Conto de Natal

Por: Manuel António Araújo

Dos andares de cima vinham ininterruptas vozes em encruzilhadas babélicas, todas cheias duma alegria tão própria e tão triste.

Napoleão apenas cheirava os aromas que com as vozes rolavam, numa levitação, por toda a casa. De resto, de olhos semicerrados na luz plástica da chaminé, muito paciente, à espera das nove.

Napoleão jantava sempre às nove. Desde os tempos em que os esperava espapaçado no sofá, sacudindo levemente os tímpanos, quando eles chegavam, por causa dos beijos repenicados que ambos lhe davam, cada um em sua orelha.
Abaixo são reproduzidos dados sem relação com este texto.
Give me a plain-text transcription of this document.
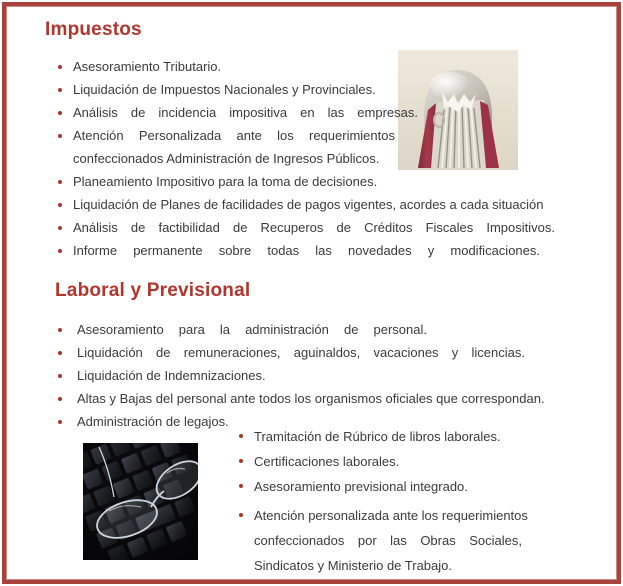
Impuestos
Asesoramiento Tributario.
Liquidación de Impuestos Nacionales y Provinciales.
Análisis de incidencia impositiva en las empresas.
Atención Personalizada ante los requerimientos
confeccionados Administración de Ingresos Públicos.
Planeamiento Impositivo para la toma de decisiones.
Liquidación de Planes de facilidades de pagos vigentes, acordes a cada situación
Análisis de factibilidad de Recuperos de Créditos Fiscales Impositivos.
Informe permanente sobre todas las novedades y modificaciones.
Laboral y Previsional
Asesoramiento para la administración de personal.
Liquidación de remuneraciones, aguinaldos, vacaciones y licencias.
Liquidación de Indemnizaciones.
Altas y Bajas del personal ante todos los organismos oficiales que correspondan.
Administración de legajos.
Tramitación de Rúbrico de libros laborales.
Certificaciones laborales.
Asesoramiento previsional integrado.
Atención personalizada ante los requerimientos
confeccionados por las Obras Sociales,
Sindicatos y Ministerio de Trabajo.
Que doidos! E depois largavam a correr um atrás do outro, à volta da mesa, e acabavam num enorme estrondo na tijoleira, beijando-se também. Desde esses tempos que Napoleão jantava às nove. A única diferença, a enorme diferença, é que a alegria dos beijos acabara, as corridas acabaram, e até a Rosinha (há quanto tempo não via a Rosinha!), que lhe dava biscoitos embebidos em chocolate quente, nas noites de natal, nunca mais entrou naquela sala, nunca mais lhe coçou o nariz sensível, nunca mais o fez deitar de costas para lhe amaciar o pelo branco, do fundo da barriga ao pescoço. Por falar em pescoço, não lhe fora renovada a coleira, e o guizo enrouqueceu com a ferrugem.

Uma luz plástica vermelha a acender e a apagar...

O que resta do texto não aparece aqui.